Commvault acquires SDS company Hedvig for $225m
Commvault has acquired Hedvig, the software defined storage (SDS) company, in order to help advance the company's strategic vision.
The final price of the agreement, which included purchase price and ongoing employee retention, was $225 million. Commvault is a provider of software for the management of data across cloud and on-premises environments and sees investment in SDS as an important step forward for the company.
According to Commvault, Gartner expects that by 2023 SDS instantiations of vendor storage OSs running in the cloud will become the dominant method of building multi cloud storage infrastructures.
This move to cloud and multi cloud environments, together with cloud native applications is driving competitive advantage for companies of all sizes, yet the acceleration of data fragmentation is negatively impacting business outcomes, Commvault states.
This rapid data growth, generated from a variety of sources stored both within on-premises environments and in the cloud will continue to create significant governance, security and management challenges, according to the company.
IDC president Crawford Del Prete says, "Multi-cloud data management is a hard problem for customers to solve, and that translates to value.
"Commvault's acquisition of Hedvig is an astute strategic move that allows Commvault to differentiate and enhance its offerings which broadens its addressable market. We believe this increases the value Commvault can bring to these increasingly complex customer problems.
Commvault CEO Sanjay Mirchandani says, "This acquisition demonstrates how Commvault is leading the way towards the intersection of storage and data management.
"We believe joining Hedvig's innovative software-defined storage capabilities with Commvault's industry-leading data protection reduces fragmentation and leapfrogs other solutions in the market," Mirchandani says.
According to Commvault, the company has been evolving its portfolio in recent years to enable customers of all sizes to protect, manage and use their data more effectively.
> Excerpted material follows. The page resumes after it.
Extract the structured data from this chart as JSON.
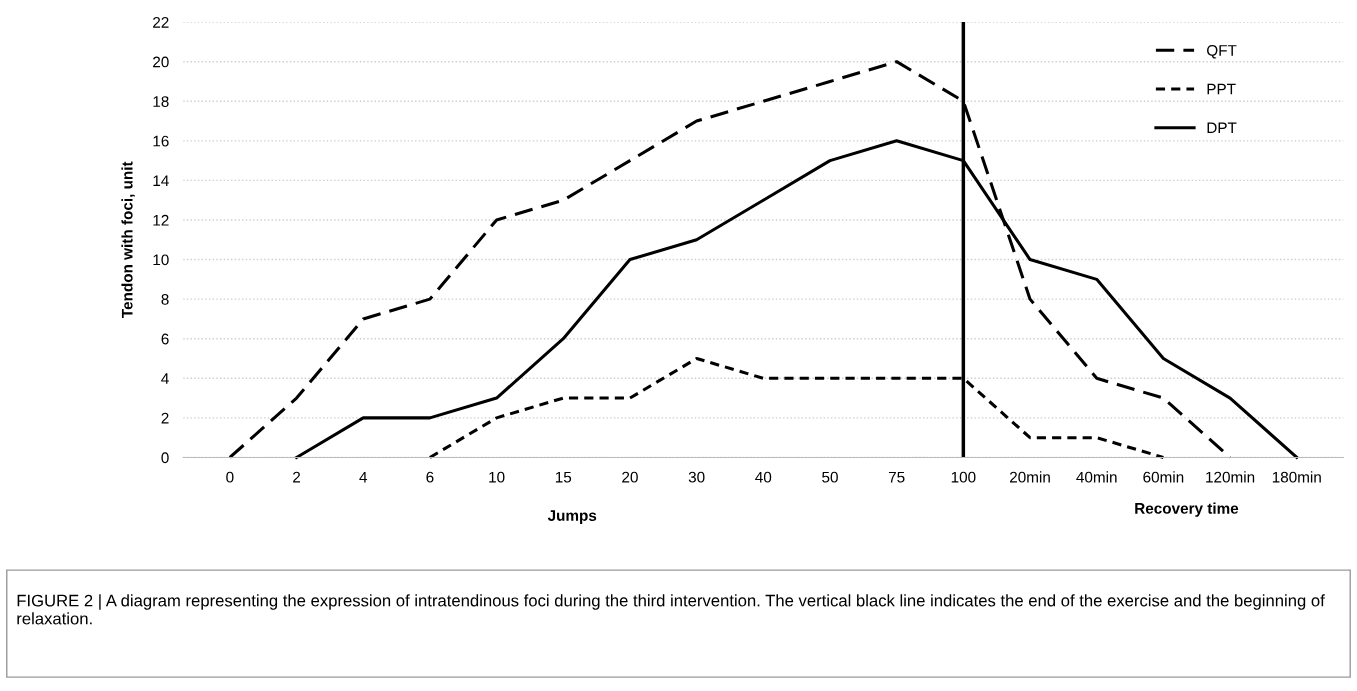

At present, the company has 600-plus petabytes of data managed by Commvault software in the cloud.
According to Commvault, acquiring Hedvig was a strategic move as it helps to drive operational efficiency, addresses the data sovereignty problems stemming from data governance laws, and enables hybrid cloud and multi cloud capabilities natively.
Operational efficiency is achieved via complete protocol consolidation (block, file and object storage) on a single platform, Commvault states.
Hedvig CEO Avinash Lakshman says, "Being completely software based, the Hedvig platform can span multiple data centers across multiple physical geographies including disparate cloud environments.
"This may be the most comprehensive solution ever unleashed into enterprise data centers and public cloud environments," Lakshman says.
"Hedvig's technology is in its prime. It has been market tested and proven. We believe that the convergence of storage, multi cloud, and cloud native technologies, combined with our leadership in data management, will accelerate the movement towards modern applications built on containers and microservices.
"Commvault will set the bar for the unification of storage and data management for the future," says Mirchandani.
Hedvig was founded in 2012 by Lakshman, the inventor of Apache Cassandra and one of the inventors of Amazon Dynamo.
The proposed acquisition is expected to close in Commvault's fiscal third quarter, subject to certain closing conditions. The transaction is expected to be slightly dilutive to Commvaults FY20 non-GAAP EPS and accretive to FY21 non-GAAP EPS.